As yet another new year begins, it seems important to not only make new resolutions, but also to check the progress of past ones. At Sewanee, one such resolution is that concerning sustainability.
According to Lauren Newman (C’18), Sustainability Coordinator, the Office of Environmental Stewardship and Sustainability (OESS) is focusing on the themes of diversity, equity, and inclusion in their work. There is ongoing strategic planning, revising current programs, and fostering current and future leaders. The OESS is also looking to make their physical office a space for students to both pass time and get engaged with environmental events.
On the more quantitative side, Sewanee has kept its Silver Rating, given by the Association for the Advancement of Sustainability in Higher Education STARS (Sustainability Tracking, Assessment & Rating System). Though the school has made more progress in terms of energy and water usage, it does not appear that enough progress has been made to obtain a gold rating at this time.
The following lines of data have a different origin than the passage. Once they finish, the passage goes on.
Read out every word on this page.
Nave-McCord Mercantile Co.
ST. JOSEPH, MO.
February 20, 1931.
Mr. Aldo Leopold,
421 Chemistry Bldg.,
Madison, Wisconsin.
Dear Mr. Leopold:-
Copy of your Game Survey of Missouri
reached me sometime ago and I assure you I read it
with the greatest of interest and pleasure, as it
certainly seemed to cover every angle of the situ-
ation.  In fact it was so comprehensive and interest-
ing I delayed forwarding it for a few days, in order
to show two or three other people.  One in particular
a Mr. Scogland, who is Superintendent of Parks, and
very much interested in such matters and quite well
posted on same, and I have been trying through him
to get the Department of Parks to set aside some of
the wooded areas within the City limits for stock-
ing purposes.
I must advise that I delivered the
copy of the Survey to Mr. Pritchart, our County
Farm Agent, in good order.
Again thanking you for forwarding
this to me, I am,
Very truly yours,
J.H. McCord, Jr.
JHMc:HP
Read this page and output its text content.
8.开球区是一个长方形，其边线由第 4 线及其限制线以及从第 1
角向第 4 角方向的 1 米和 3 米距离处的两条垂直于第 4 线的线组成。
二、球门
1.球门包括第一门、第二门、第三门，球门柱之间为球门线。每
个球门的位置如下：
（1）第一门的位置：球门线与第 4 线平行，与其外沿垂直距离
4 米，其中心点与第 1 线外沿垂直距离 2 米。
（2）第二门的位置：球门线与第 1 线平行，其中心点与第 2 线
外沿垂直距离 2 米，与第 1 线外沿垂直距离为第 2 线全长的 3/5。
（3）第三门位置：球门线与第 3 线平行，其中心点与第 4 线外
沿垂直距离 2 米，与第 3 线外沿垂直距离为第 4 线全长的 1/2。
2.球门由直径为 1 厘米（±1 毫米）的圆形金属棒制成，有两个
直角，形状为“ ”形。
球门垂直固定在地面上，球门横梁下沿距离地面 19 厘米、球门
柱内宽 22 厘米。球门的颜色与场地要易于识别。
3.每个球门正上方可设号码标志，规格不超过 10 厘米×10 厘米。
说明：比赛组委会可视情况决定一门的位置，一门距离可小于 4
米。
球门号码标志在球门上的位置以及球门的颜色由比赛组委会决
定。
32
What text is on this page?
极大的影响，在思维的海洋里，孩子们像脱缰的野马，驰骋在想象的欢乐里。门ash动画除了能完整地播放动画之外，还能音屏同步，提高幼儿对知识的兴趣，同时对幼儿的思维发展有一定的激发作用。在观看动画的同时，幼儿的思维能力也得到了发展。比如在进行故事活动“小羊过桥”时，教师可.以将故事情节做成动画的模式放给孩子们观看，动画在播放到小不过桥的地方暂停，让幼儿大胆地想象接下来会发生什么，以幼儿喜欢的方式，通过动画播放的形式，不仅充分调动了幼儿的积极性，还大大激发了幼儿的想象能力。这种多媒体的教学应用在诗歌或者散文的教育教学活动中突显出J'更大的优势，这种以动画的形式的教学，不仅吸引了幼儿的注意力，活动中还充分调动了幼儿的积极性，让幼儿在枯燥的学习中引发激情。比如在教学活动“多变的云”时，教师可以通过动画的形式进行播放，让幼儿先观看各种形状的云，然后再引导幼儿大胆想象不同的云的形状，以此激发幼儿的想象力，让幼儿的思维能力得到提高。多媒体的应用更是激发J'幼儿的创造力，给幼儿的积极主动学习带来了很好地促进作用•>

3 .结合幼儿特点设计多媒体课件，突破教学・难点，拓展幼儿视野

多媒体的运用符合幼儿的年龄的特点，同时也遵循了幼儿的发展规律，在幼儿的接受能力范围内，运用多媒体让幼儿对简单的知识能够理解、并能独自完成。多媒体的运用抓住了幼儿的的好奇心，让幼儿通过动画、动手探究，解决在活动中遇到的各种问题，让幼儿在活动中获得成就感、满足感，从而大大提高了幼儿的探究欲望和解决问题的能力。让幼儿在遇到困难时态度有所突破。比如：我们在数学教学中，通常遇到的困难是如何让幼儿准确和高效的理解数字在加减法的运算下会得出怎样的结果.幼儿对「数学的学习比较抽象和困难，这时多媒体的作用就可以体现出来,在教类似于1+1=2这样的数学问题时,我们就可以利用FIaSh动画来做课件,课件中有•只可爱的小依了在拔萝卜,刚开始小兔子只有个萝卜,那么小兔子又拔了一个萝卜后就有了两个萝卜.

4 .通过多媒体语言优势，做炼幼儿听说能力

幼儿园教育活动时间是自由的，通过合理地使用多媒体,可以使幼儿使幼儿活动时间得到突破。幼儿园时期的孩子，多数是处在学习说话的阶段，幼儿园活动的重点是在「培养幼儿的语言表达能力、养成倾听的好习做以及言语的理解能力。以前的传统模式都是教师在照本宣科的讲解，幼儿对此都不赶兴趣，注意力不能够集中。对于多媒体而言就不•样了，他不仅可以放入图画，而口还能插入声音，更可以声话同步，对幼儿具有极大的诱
As the Easter semester of 2019 commences, there are many sustainability focused groups at Sewanee including the Sustainability Fellows, Socially Conscious Investment Club, Green Fund, Green House, Environmental Residents, Earthkeepers, Farm Club, and the Water Campaign. According to Cole Johnson (C’20) these sustainably focused groups are of the utmost importance.
“Sustainability-focused student led groups are incredibly important because ultimately the waste generated in Sewanee from food, water, trash waste, and electricity is determined by students,” Johnson said, “In addition, similar to other academically respected fields such as biology or psychology there are passionate students that want to affect change in order to make an impact for what they believe in.”
Newman believes that Sewanee has the “ability to address the multifaceted nature of sustainability” both in the OESS Office and in the Environment and Sustainability major. Being more sustainable takes a multitude of perspectives, and it is important for Sewanee to understand that. She also believes that there is room for improvement in working to make sustainability less niche on campus. She hopes to get more support and interest from the other offices and departments as well as from the students.
“In terms of Sustainability, Sewanee does very well at creating sustainable relationships. This is an odd point to make in the perspective of sustainability, however I believe that Sewanee should be appreciated for this,” Johnson said. “Sewanee is a community that cultivates and accumulates relationships that build on each other and last a lifetime… Sustainable relationships are very important to living sustainability.”